During this period of rest, so unusual to the Army of Northern Virginia, several reviews were held before the commanding general. I remember being present when that of the Third Army Corps, General A.P. Hill commanding, took place. Some of us young cavalrymen, then stationed near the Rappahannock, rode over to Orange Court House to see this grant military pageant. From all parts of the army, officers and men, who could get leave came to look on, and from all the surrounding country the people, old and young, ladies and children, came in every pattern of vehicle and on horse back, to see twenty thousand of that "incomparable infantry" of the Army of Northern Virginia pass in review before their great commander.
The General was mounted on Traveller, looking very proud of his master, who had on sash and sword, which he very rarely wore, a pair-of new cavalry gauntlets, and, I think, a new hat. At any rate, he looked unusually fine, and sat his horse like a perfect picture of grace and power. The infantry was drawn up in column by divisions, with their great muskets all glittering in the sun, their battle-flags standing straight out before the breeze, and their bands playing, awaiting the inspection of the General, before they broke into column by companies and marched past him in review.

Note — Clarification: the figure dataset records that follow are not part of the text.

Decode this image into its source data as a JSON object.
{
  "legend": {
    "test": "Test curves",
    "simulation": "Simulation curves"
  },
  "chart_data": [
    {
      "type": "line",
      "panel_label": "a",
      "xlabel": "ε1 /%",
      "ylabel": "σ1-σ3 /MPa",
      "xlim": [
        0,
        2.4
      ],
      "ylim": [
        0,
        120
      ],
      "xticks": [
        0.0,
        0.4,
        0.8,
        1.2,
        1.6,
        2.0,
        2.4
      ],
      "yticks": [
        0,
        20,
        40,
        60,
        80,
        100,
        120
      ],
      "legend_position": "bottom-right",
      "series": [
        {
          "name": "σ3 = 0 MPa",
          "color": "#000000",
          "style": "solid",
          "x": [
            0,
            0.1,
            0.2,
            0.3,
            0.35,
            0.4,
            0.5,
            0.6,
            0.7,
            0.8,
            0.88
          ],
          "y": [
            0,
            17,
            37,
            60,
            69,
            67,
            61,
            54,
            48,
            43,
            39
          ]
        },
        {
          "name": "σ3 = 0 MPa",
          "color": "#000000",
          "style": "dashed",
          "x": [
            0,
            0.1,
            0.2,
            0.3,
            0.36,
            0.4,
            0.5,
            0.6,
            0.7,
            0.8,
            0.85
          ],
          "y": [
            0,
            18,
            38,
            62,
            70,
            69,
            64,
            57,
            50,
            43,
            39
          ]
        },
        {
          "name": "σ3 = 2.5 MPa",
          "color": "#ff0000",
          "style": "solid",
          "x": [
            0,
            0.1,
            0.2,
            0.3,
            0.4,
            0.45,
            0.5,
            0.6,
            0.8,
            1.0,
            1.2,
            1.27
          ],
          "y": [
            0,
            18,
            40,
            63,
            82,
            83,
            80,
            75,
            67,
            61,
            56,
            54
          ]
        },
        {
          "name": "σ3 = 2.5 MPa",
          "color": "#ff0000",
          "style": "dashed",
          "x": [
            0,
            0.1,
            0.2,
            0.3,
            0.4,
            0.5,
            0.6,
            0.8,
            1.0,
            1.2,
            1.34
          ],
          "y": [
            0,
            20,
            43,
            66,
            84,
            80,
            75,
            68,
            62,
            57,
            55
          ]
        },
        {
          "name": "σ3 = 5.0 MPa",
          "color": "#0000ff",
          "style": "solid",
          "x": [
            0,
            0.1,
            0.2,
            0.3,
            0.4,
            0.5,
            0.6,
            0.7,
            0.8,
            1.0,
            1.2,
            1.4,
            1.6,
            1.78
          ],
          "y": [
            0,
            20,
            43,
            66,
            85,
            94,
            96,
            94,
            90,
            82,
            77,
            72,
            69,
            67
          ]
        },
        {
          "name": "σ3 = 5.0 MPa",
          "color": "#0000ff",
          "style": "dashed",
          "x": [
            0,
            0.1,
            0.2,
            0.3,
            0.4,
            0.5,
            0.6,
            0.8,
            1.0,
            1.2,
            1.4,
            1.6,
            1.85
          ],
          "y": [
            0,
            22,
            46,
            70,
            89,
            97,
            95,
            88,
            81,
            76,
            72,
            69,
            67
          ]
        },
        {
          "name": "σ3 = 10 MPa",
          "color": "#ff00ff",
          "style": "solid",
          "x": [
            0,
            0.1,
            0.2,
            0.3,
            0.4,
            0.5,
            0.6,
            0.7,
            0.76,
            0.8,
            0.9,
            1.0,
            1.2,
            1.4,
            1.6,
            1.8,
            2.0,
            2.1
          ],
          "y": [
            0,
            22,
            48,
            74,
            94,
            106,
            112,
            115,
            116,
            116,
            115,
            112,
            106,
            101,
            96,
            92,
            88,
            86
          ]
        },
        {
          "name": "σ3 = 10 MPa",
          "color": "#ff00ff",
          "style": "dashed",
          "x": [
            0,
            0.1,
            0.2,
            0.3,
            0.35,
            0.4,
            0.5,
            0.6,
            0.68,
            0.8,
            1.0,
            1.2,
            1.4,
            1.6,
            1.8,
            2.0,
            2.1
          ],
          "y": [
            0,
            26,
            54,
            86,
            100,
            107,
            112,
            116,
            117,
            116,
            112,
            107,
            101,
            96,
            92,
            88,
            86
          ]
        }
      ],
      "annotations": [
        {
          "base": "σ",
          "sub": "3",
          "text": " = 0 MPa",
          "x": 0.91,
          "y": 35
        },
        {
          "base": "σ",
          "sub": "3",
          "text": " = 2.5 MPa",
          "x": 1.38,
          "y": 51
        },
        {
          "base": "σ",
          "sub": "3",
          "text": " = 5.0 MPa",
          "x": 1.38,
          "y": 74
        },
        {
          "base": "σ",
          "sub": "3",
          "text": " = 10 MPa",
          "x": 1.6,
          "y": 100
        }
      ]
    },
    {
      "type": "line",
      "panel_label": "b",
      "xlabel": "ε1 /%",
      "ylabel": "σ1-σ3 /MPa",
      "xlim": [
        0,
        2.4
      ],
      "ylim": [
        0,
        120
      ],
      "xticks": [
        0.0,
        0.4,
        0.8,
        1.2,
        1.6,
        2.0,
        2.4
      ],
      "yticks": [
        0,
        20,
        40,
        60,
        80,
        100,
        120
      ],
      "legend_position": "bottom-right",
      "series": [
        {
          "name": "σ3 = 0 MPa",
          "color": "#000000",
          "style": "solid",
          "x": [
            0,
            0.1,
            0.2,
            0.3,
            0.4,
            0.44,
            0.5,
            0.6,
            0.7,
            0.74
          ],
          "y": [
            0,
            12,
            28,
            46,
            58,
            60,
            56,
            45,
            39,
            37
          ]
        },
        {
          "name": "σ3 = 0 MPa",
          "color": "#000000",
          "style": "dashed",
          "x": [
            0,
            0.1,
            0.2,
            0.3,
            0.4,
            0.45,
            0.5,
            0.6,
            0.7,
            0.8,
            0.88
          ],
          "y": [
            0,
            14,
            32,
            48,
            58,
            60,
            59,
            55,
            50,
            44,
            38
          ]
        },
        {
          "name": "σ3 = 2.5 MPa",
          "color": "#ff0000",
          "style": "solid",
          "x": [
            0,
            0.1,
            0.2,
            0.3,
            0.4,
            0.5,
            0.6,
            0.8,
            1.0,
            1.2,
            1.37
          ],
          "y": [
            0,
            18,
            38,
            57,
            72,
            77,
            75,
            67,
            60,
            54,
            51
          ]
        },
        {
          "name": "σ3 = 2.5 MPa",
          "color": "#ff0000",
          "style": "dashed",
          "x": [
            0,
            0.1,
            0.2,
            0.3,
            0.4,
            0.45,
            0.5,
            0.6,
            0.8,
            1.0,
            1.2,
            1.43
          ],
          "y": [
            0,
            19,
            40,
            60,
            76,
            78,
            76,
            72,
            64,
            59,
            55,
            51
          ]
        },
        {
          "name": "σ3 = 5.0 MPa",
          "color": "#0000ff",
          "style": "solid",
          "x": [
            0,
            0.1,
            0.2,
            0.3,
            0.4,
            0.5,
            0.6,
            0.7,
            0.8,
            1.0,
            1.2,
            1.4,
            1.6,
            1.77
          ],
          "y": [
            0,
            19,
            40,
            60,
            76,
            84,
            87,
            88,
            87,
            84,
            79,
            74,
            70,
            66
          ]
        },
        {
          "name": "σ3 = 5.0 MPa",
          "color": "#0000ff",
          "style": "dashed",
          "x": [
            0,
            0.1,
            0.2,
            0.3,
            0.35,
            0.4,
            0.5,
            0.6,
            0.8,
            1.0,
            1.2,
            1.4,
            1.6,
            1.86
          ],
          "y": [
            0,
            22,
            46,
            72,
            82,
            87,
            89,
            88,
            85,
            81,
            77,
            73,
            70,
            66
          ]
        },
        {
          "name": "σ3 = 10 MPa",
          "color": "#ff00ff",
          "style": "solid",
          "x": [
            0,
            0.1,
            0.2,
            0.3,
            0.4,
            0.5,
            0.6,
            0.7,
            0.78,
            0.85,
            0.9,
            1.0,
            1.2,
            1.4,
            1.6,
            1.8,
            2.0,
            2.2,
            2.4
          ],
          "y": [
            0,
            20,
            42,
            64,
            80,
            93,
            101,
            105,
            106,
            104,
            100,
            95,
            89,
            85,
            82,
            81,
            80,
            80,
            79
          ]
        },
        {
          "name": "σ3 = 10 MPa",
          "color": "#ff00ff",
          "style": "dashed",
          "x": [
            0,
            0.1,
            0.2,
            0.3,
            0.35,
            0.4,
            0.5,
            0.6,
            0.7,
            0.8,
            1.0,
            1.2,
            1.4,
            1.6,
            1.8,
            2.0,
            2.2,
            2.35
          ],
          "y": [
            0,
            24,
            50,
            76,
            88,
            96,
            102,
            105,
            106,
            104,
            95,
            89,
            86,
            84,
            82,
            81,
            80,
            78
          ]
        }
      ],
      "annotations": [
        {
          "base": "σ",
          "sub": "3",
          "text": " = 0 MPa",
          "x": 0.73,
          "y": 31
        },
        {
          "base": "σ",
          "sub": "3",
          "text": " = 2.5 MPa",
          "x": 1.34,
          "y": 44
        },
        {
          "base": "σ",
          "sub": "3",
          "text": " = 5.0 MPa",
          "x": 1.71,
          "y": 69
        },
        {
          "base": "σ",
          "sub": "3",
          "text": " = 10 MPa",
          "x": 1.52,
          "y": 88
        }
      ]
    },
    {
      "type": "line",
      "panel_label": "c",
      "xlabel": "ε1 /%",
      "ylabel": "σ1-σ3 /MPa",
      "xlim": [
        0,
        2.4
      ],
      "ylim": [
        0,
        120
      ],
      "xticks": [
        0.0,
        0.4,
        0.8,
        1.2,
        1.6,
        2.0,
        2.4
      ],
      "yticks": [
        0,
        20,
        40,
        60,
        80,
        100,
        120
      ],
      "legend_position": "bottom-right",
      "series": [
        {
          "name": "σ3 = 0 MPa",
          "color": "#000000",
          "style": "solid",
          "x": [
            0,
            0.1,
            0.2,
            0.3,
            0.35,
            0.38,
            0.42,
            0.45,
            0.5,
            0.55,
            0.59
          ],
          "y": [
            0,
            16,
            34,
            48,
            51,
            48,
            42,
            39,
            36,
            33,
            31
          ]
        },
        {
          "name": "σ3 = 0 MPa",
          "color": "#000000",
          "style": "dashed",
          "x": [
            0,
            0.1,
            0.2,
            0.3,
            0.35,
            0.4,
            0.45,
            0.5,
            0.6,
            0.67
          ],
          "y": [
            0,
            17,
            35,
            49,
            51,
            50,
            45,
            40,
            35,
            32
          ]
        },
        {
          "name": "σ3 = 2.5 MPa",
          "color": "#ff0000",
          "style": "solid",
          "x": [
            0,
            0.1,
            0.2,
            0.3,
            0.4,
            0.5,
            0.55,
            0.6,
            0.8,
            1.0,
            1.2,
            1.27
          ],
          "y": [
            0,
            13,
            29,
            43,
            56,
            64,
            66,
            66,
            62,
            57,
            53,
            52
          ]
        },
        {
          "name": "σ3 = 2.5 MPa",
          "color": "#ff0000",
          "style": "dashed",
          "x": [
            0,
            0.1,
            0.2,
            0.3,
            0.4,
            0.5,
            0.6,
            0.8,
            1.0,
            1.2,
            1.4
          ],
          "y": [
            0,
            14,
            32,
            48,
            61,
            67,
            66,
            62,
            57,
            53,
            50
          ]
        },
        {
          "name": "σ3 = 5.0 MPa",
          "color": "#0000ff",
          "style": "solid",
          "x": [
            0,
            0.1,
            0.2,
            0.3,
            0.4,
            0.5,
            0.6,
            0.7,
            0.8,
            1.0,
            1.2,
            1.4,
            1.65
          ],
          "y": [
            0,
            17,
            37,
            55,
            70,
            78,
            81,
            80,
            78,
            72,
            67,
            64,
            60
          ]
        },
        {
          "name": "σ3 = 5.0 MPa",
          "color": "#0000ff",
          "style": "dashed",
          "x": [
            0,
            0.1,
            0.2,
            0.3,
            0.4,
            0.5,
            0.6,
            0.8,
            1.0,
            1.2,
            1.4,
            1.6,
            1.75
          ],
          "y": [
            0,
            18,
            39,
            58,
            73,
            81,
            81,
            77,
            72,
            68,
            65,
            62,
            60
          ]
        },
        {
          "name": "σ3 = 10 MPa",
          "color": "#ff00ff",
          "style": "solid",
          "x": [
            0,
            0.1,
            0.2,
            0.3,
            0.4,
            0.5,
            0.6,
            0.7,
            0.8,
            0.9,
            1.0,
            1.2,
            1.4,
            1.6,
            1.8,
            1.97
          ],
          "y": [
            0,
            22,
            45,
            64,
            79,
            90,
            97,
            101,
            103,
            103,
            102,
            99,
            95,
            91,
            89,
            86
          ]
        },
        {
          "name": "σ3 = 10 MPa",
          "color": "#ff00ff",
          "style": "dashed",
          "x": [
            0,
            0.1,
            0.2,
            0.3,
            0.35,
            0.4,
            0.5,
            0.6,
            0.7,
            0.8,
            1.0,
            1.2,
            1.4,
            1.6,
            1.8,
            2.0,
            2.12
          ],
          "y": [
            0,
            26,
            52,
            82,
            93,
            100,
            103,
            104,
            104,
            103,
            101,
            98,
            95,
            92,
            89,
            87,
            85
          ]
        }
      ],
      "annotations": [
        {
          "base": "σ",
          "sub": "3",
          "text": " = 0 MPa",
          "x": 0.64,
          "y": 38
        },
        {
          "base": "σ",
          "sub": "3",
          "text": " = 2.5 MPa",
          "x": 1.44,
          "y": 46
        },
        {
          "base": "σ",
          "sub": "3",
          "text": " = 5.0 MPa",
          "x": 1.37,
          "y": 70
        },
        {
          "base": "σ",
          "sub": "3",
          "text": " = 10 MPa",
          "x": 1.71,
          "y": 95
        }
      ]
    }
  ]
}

When all was ready, General Hill and staff rode up to General Lee, and the two generals, with their respective staffs, galloped around front and rear of each of the three divisions standing motionless on the plain. As the cavalcade reached the head of each division, its commanding officer joined in and followed as far as the new division, so that there was a continual infusion of fresh groups into the original one all along the lines.
Traveller started with a long lope, and never changed his stride. His rider sat erect and calm, not noticing anything but the gray lines of men whom he knew so well. The pace was very fast, as there were nine good miles to go, and the escort began to become less and less, dropping out one by one from different causes as Traveller raced along without a check.
When the General drew up, after this nine-mile gallop, under the standard at the reviewing stand, flushed with the exercise as well as with pride in his brave men, he raised his hat and saluted. Then arose a shout of applause and admiration from the entire assemblage, the memory of which to this day moistens the eye of every old soldier.